The editor Mark Whalan did herculean work pulling together this all-new volume on the History of American Modernism. It features a truly all-star cast of contributors and I couldn't be more honored to have my chapter on jazz included.
“The Jazz Age.” The Cambridge History of American Modernism, edited by Mark Whalan, Cambridge University Press, Cambridge, 2023, pp. 222–236. The Cambridge History of American Literature. https://doi.org/10.1017/9781108774437.

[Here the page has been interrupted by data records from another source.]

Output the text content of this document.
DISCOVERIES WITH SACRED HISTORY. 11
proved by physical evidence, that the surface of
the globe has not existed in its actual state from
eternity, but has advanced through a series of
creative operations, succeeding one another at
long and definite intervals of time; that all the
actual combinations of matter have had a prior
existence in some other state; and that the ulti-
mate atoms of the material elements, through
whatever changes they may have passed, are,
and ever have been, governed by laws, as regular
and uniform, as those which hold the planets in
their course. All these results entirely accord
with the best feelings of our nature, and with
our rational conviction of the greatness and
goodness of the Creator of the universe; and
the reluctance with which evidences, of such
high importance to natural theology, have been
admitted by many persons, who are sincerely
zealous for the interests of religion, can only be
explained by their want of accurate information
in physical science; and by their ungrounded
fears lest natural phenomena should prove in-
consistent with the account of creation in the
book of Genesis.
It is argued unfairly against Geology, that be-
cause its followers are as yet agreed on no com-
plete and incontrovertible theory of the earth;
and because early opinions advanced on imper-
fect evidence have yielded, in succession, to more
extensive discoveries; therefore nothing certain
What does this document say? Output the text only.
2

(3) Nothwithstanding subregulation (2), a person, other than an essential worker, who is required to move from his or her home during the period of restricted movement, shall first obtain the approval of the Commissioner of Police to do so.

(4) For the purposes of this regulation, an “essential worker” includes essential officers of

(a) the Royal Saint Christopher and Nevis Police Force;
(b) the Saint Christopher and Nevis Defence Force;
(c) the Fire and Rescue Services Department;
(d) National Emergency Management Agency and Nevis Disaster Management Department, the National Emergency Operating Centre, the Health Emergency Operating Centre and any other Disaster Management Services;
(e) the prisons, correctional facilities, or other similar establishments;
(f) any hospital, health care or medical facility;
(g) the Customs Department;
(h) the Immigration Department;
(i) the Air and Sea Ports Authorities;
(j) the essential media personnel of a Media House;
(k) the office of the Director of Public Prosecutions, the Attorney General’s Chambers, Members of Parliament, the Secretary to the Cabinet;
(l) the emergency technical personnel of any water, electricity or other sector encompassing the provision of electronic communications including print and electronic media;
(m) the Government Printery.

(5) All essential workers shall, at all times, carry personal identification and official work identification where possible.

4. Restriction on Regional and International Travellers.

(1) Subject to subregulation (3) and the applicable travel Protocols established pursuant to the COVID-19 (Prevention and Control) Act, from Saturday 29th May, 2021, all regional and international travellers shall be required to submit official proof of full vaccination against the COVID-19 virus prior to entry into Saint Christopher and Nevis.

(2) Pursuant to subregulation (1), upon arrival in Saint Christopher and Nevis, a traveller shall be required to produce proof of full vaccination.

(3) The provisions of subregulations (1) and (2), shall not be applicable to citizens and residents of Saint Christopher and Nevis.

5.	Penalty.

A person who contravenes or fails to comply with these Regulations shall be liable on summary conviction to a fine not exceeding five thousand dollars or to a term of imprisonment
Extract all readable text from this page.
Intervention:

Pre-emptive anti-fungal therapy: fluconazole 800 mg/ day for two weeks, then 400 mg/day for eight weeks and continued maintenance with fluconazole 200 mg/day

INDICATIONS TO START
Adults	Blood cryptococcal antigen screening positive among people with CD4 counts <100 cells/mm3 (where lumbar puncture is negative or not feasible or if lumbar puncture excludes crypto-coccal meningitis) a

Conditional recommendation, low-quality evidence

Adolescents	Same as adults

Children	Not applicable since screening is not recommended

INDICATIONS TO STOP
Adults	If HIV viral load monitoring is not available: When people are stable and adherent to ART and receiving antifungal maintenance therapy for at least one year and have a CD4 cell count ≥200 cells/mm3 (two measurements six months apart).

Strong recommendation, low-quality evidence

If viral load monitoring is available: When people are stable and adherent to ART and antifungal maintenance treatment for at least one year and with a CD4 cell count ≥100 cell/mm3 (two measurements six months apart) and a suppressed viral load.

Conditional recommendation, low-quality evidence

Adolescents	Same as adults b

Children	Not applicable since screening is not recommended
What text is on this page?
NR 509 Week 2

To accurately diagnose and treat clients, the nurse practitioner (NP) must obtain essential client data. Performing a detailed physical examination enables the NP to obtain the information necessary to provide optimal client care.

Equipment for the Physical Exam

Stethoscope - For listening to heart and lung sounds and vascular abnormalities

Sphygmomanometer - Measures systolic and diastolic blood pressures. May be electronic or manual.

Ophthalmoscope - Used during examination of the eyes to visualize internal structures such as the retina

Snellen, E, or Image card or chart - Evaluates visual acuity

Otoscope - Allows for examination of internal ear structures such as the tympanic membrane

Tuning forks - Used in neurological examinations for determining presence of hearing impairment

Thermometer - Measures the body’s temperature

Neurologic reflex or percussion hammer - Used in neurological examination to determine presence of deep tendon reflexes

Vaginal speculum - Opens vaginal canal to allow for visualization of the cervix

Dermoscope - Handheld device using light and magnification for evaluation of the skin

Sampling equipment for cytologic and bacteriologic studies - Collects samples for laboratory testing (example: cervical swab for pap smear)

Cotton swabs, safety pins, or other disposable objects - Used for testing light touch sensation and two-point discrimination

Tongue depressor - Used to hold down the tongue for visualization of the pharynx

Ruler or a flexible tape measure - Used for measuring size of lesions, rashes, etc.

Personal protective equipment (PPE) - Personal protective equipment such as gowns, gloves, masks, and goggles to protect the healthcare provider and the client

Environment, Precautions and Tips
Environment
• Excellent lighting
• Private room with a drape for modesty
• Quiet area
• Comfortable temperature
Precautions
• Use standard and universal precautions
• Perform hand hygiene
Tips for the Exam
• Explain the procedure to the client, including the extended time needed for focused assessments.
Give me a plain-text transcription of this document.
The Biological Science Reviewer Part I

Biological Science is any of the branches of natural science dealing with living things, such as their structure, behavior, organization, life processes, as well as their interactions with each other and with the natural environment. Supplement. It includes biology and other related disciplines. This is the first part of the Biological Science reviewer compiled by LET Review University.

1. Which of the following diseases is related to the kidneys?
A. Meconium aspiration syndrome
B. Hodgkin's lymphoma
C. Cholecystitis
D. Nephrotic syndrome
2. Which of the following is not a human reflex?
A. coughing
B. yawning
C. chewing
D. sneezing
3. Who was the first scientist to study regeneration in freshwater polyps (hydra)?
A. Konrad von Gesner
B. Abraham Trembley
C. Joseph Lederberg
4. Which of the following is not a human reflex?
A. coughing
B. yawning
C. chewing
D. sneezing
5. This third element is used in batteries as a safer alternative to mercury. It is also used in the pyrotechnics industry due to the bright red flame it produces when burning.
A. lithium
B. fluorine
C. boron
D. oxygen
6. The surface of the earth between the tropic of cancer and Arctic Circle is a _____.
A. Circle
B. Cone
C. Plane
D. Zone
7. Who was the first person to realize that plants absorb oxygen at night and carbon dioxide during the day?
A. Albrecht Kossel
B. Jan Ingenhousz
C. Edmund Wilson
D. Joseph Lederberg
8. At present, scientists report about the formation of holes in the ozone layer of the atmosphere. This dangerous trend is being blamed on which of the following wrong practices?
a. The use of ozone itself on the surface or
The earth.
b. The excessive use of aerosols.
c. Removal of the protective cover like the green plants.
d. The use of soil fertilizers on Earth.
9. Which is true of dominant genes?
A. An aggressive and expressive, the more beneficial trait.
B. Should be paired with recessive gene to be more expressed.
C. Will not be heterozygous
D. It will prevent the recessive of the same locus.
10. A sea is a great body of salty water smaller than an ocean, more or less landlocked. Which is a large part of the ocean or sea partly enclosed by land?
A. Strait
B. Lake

Abstract: Jazz is a music that did not merely inspire works of literature; in many cases it aspired toward the literary. Drawing from Ralph Ellison’s impulse to praise the jazz rhythms of T. S. Eliot’s The Waste Land (1922) as containing a “range of allusion [that] was as mixed and varied as that of Louis Armstrong,” this chapter offers an overview of the aesthetic, thematic, and political motivations of jazz and modernist literature from blues and ragtime to the emergence of bebop. In exploring jazz as one of the “forms” of American modernism, I attend to the experimental formal variations in the poetry and prose of a wide range of authors, including Sterling Brown, T. S. Eliot, F. Scott Fitzgerald, Langston Hughes, Zora Neale Hurston, Claude McKay, Jean Toomer, William Carlos Williams, and others, but also to the radical form of the blues by Louis Armstrong, W. C. Handy, and Bessie Smith.